The future of cancer treatment could involve personalized vaccines designed to manage or even prevent relapses, at least if the new research published on Thursday continues to linger. In a small clinical trial, high-risk melanoma patients who received this vaccine were able to create long-term, a lasting immune response to your cancer, scientists say. They also remained alive four years after initial treatment, and most were actively disease-free.
Cancer vaccines have been a much sought after target by scientists for decades. There are two vaccines that can protect against viral diseases that are known to increase the risk of certain cancers, HPV and hepatitis B. But developing a widely effective vaccine that can directly prevent cancer from occurring has been a more difficult task. thanks to the very nature of cancer. On the one hand, cancer cells are mutated versions of the cells that are in our body, so our immune system cannot recognize them as enemies as easily as a virus. And because every cancer is specific to every person, it’s not that simple to create a vaccine that works for everyone.
In recent years, however, there have been advances in the development of cancer vaccines on a more personalized level. Researchers have found that tumors carry proteins on the surface of their cells that are not found in normal cells and that can make them look different to our immune system. These proteins are called neoantigens. By creating vaccines that train the immune system to better recognize these neoantigens, scientists theorize, we can give our bodies a better chance to fight family cancer.
Scientists at the Dana Farber Cancer Institute in Massachusetts and elsewhere have been working on one of these vaccines (called NeoVax) against skin cancer melanoma and glioblastoma, the most common form of brain cancer and very difficult to treat. Although his work has done so is shown that the vaccine is well tolerated and appears to create an immune response in patients, so far there have only been short-term results. Its novelty paper, published in Nature Medicine, suggests that their vaccine also works in the long term.

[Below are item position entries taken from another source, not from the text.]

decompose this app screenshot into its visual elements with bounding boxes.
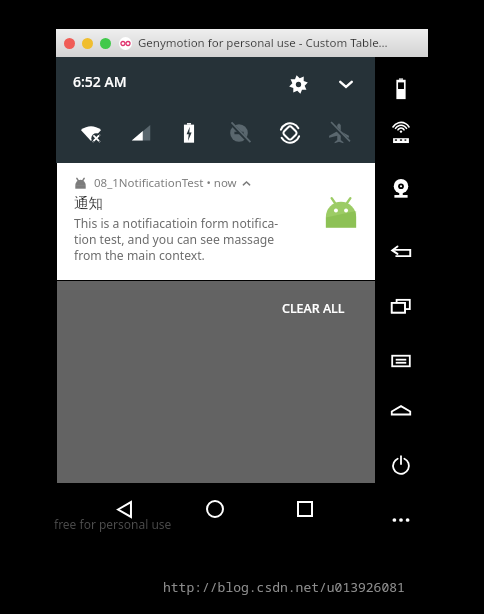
button[interactable]: Recents	[287, 491, 323, 527]
staticText: CLEAR ALL	[282, 300, 345, 317]
staticText: This is a notifiacatioin form notifica- …	[74, 215, 322, 263]
button[interactable]: Mobile signal	[122, 114, 160, 152]
button[interactable]: Airplane mode off	[320, 114, 358, 152]
button[interactable]: Home	[382, 392, 419, 429]
button[interactable]	[100, 38, 111, 49]
button[interactable]	[64, 38, 75, 49]
button[interactable]: Wi-Fi off	[72, 114, 110, 152]
staticText: Genymotion for personal use - Custom Tab…	[138, 35, 388, 51]
button[interactable]: Auto-rotate	[271, 114, 309, 152]
button[interactable]: Recents	[382, 287, 419, 324]
button[interactable]: Do not disturb off	[220, 114, 258, 152]
staticText: 通知	[74, 194, 103, 212]
button[interactable]: Power	[382, 446, 419, 483]
button[interactable]: 08_1NotificationTest • now	[57, 163, 373, 280]
button[interactable]: Battery charging	[170, 114, 208, 152]
button[interactable]: More	[382, 501, 419, 538]
button[interactable]: GPS	[382, 117, 419, 154]
button[interactable]: Back	[382, 234, 419, 271]
button[interactable]: Battery	[382, 70, 419, 107]
button[interactable]: Camera	[382, 169, 419, 206]
staticText: 6:52 AM	[73, 72, 127, 91]
staticText: free for personal use	[54, 516, 172, 532]
button[interactable]: Back	[106, 491, 142, 527]
staticText: 08_1NotificationTest • now	[94, 175, 237, 191]
button[interactable]: Settings	[280, 66, 316, 102]
button[interactable]: Menu	[382, 342, 419, 379]
button[interactable]	[82, 38, 93, 49]
button[interactable]: Expand	[328, 66, 364, 102]
button[interactable]: CLEAR ALL	[282, 300, 345, 317]
staticText: http://blog.csdn.net/u013926081	[163, 578, 405, 596]
button[interactable]: Home	[197, 491, 233, 527]
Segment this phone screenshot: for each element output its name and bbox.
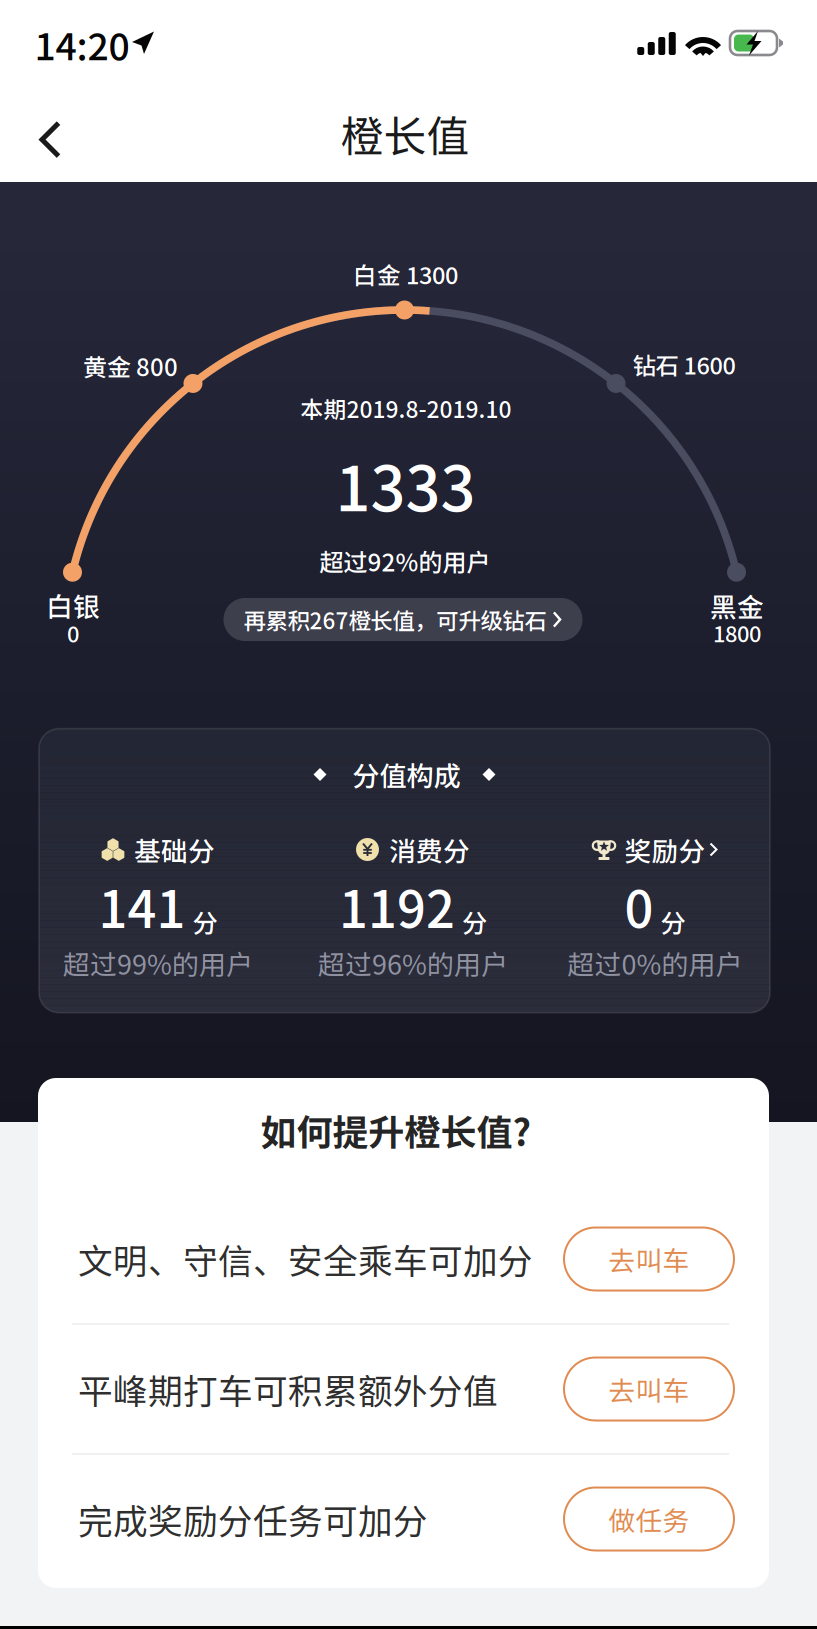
staticText: 基础分 xyxy=(134,830,215,869)
staticText: 141 xyxy=(98,869,186,943)
staticText: 0 xyxy=(624,869,654,943)
staticText: 如何提升橙长值? xyxy=(260,1104,532,1156)
staticText: 去叫车 xyxy=(608,1370,690,1408)
staticText: 去叫车 xyxy=(608,1240,690,1278)
staticText: 再累积267橙长值，可升级钻石 xyxy=(244,603,546,636)
staticText: 平峰期打车可积累额外分值 xyxy=(78,1364,498,1414)
staticText: 黄金 800 xyxy=(83,348,178,383)
button[interactable]: 去叫车 xyxy=(564,1228,734,1290)
staticText: 分 xyxy=(192,903,218,940)
staticText: 超过99%的用户 xyxy=(63,944,253,982)
staticText: 做任务 xyxy=(608,1500,690,1538)
staticText: 超过96%的用户 xyxy=(318,944,508,982)
staticText: 分 xyxy=(660,903,686,940)
button[interactable]: 去叫车 xyxy=(564,1358,734,1420)
staticText: 1192 xyxy=(339,869,455,943)
staticText: 超过0%的用户 xyxy=(568,944,742,982)
staticText: 黑金 xyxy=(710,586,764,625)
staticText: 完成奖励分任务可加分 xyxy=(78,1494,428,1544)
staticText: 本期2019.8-2019.10 xyxy=(300,392,512,424)
staticText: 白金 1300 xyxy=(353,257,458,291)
button[interactable]: 做任务 xyxy=(564,1488,734,1550)
staticText: 超过92%的用户 xyxy=(320,543,490,578)
button[interactable]: 再累积267橙长值，可升级钻石 xyxy=(224,598,582,641)
staticText: 1800 xyxy=(713,617,761,649)
staticText: 1333 xyxy=(336,440,476,529)
staticText: 消费分 xyxy=(389,830,470,869)
button[interactable]: 返回 xyxy=(5,98,89,182)
staticText: 白银 xyxy=(46,586,100,624)
staticText: 14:20 xyxy=(34,17,130,71)
staticText: 文明、守信、安全乘车可加分 xyxy=(78,1234,533,1284)
staticText: 奖励分 xyxy=(624,830,706,869)
staticText: 橙长值 xyxy=(340,103,470,164)
staticText: 0 xyxy=(67,617,79,649)
staticText: 钻石 1600 xyxy=(632,347,736,381)
staticText: 分值构成 xyxy=(352,755,460,794)
staticText: 分 xyxy=(462,903,487,940)
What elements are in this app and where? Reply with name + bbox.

“These neoantigens are the result of mutations found in a specific tumor, it’s something that is created on an individual level. So our vaccines have to adapt to a patient’s cancer,” he said by phone. study author Patrick Ott. “But the novelty is that, through the use of genomics and sequencing, we have been able to identify these mutations much more quickly and cost-effectively than before.”
G / O Media may receive a commission
NeoVax was given to eight patients considered at high risk for future, possibly fatal, recurrences of advanced melanoma. They then monitored their health for the next four years, periodically taking blood samples to study the body’s immune response to cancer, particularly tumor-specific T cells.
The vaccine was given to patients about 18 weeks after surgery to remove the tumor. Ott and his team found that the volunteers continued to transport neoantigen-specific T cells that their vaccine had trained to remember the immune system. In some people, they also saw T cells that recognized other tumor-specific neoantigens. This is an indication that your immune system is adapting to the body’s persistent tumor cells by creating even more weapons against them. All eight patients were still alive after nearly four years, and six appear to be disease-free at the last entry record.
Right now, scientists like Ott spend three months diagnosing a person to create a personalized vaccine. But it is possible that one day these vaccines can be created in a much shorter time, after a simple visit to the doctor. And while they may not be the “universal” cancer vaccine we all hope for, Ott sees no reason why these vaccines can’t end up helping to prevent the relapse of any type of cancer.
It is likely that vaccines can be combined with other treatments. Two cancer patients from the study were given that spread to other sites immune checkpoint inhibitors, drugs that allow the immune system to better target tumor cells. In these patients, the group found evidence that tumor-specific T cells had found their way to tumors with metastasis.
In the future, Ott and his team hope to hone their vaccine technology to create even more powerful immune responses that, combined with drugs as checkpoint immune inhibitors, can manage advanced cases of cancer. Now they are also testing their vaccine with other cancers, while continuing to monitor its existing patients.